Wednesday, November 30, 2011

The Free Farm Stand

“Where the hell did all these hipster come from?” I thought as I approached the Free Farm Stand. I had missed the class field trip to the stand a few weeks ago, so in order to make it up and see what all the fuss was about, I went myself. However, having been to the Julian pantry the day before, I was expecting a much different crowd. Instead of the eager older pack I had seen before, disgruntled hipsters starred at me through the lenses of their Ray Bans and creased brows. “Whatever,” I thought, “I guess everbody has a right to dank, fresh, local food.”

Another surprise was what the tables were stoked with. Right beside the piles of fresh organic produce we had helped grow only a few weeks before were heaps of just baked bread, and not just one kind but many.

“Hey tree, how can I help?” I asked.

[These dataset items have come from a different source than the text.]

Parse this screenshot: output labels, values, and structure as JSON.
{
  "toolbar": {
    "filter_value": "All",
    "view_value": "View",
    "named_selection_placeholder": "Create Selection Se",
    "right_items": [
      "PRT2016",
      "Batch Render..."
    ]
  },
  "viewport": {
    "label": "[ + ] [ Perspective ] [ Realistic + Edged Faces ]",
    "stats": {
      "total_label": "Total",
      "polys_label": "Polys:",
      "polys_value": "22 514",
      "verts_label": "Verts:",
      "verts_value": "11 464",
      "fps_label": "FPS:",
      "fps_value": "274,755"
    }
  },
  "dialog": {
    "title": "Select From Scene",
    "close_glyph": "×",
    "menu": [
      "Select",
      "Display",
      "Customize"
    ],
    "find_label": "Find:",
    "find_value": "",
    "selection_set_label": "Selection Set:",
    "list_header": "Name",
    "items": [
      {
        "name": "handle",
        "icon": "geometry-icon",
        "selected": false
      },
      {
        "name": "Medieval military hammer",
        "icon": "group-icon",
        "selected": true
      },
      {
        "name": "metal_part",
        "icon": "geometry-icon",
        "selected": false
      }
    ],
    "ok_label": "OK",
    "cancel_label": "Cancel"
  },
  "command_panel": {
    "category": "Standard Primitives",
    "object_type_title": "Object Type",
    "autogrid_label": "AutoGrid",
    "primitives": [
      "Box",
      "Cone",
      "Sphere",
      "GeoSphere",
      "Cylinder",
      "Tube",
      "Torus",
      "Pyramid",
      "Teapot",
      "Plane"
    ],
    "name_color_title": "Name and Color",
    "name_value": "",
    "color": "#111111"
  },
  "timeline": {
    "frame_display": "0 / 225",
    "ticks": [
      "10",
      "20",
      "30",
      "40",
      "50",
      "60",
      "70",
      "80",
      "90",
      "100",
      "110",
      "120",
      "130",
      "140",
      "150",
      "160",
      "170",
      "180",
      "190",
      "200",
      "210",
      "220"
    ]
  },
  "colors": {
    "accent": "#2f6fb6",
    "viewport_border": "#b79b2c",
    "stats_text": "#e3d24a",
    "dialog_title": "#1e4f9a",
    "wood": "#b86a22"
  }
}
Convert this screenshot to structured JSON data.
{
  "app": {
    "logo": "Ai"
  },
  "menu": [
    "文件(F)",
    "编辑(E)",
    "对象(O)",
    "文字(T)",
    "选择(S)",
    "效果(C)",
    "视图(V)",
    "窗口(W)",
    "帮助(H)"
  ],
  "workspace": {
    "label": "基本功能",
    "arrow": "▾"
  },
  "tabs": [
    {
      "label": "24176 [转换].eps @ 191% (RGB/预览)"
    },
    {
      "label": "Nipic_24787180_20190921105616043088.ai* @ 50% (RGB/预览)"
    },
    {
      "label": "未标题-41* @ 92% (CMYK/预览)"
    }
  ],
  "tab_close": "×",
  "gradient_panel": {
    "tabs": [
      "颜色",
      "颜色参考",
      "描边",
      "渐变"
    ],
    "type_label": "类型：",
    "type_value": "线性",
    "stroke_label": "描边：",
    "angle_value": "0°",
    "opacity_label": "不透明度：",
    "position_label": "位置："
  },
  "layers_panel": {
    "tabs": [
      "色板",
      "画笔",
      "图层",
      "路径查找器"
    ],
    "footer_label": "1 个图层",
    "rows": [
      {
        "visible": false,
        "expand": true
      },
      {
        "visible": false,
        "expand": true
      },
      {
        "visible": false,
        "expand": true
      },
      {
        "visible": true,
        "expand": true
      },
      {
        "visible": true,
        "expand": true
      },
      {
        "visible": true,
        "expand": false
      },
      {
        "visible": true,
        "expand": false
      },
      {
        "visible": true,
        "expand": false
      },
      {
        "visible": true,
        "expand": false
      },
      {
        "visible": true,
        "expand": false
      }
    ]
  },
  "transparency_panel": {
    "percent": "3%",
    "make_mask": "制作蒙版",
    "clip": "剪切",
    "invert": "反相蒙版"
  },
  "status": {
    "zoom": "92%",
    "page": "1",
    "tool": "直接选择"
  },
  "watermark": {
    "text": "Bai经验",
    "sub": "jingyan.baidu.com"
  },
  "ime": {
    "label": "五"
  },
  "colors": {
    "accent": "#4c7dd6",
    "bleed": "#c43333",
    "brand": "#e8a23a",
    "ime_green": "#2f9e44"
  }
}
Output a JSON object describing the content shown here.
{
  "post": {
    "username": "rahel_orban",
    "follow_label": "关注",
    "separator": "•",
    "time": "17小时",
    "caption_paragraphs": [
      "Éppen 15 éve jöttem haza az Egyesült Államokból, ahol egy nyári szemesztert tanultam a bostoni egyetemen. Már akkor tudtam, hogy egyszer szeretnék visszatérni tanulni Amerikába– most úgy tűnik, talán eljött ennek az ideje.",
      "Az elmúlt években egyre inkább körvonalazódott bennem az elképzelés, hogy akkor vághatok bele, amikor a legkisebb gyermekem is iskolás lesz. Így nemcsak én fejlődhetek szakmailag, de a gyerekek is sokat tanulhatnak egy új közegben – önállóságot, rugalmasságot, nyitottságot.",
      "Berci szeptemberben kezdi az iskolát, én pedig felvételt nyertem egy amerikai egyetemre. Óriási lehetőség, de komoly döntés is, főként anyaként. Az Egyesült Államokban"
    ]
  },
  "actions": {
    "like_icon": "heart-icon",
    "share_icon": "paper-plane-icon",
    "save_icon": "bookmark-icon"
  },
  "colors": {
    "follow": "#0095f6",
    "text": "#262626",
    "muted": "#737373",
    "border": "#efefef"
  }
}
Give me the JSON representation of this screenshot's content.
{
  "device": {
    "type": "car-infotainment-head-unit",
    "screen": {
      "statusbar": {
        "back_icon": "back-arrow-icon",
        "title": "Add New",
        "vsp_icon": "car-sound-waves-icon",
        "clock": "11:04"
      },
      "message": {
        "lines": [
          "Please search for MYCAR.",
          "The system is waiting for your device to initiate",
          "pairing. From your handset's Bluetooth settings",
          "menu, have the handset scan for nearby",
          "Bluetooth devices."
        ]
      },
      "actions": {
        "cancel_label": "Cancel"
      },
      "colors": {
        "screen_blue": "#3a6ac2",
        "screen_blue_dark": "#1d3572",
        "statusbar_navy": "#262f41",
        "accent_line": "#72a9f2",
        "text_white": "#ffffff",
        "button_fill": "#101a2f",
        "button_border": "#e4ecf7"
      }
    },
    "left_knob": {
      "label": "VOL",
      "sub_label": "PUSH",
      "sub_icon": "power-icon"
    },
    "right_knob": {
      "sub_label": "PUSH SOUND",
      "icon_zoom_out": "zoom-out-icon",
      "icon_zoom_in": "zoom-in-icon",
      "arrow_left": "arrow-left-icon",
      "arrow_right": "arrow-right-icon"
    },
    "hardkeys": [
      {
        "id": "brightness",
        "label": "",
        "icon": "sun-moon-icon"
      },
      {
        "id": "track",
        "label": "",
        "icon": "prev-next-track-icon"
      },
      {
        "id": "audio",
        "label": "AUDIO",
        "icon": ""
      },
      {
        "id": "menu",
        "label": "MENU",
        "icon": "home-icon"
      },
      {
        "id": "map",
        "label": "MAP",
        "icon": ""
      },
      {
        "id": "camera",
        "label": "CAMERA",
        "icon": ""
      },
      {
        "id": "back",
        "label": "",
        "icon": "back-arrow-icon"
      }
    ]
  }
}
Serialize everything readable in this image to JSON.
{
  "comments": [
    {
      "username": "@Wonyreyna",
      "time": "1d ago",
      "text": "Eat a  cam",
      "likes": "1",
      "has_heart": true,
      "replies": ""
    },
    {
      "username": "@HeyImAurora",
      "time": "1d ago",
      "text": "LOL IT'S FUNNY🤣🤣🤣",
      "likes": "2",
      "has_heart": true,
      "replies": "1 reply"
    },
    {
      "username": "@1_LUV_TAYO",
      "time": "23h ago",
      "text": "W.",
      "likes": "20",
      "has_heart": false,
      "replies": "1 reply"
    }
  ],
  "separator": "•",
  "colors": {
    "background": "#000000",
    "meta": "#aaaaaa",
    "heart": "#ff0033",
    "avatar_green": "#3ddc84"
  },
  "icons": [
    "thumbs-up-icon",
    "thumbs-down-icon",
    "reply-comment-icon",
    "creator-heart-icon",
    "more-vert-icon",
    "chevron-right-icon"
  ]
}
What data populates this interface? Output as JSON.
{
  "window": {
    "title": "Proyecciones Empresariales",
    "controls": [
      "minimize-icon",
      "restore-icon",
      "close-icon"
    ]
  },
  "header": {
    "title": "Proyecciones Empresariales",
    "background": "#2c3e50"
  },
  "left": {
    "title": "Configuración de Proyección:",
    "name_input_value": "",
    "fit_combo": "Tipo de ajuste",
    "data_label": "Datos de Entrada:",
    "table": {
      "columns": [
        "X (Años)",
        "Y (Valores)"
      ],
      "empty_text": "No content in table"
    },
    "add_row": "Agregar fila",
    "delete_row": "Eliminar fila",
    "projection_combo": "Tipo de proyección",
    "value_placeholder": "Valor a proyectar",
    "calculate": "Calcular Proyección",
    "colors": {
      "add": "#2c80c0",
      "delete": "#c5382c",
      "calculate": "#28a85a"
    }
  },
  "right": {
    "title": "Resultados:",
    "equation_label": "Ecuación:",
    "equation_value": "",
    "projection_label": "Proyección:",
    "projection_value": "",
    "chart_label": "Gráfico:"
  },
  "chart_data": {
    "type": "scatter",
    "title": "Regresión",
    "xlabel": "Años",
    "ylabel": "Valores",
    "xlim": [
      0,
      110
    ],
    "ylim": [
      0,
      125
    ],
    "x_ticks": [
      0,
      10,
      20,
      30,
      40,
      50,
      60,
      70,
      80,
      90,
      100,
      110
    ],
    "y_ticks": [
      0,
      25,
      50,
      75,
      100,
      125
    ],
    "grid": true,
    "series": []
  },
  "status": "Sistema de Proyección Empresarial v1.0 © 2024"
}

His blissful smile that faces every moment the world throws at him seemed to stare through me, a calm yet somehow outrageously excited, mouth-open grin that’s known just to him. I doubt he remembered who I was, yet he greeted me like an old friend and assigned me to the planter table.

The distribution began and those who had taken a ticket and gotten in line slowly proceeded down the series of tables, while those who had come later lounged in the sun pouring out onto the park. It was an undeniably jubilant scene, the receivers happiness only exceeded by the givers.

            Everyone was only supposed to receive a specific portion from each table, however, the growing plants that I were giving away weren’t very popular, so I handed them out freely. Most of my takers were unsupervised children, who would appear moments later, bashfully behind their parents who would hand me back the baby kale or chard. It was a noble effort, attempting to get people to grow some food themselves, but in a city with limited outdoor space and sunlight, it was futile for many.

            Later, after complaining about the excess of seemingly undeserving hipsters to my TA, I learned an important lesson. The free farm isn’t about giving to the needy or poor, but simply about giving. It’s a beautiful thing to share, but sharing can only be done honestly when everyone is placed on the same plane. Food justice can only be achieved when it is realized that everyone is equally deserving of healthy, fresh, and local food, and the free farm seeks to promote just such a community, where everyone is happy and eager to receive and give to each other without regard of their place or status in society.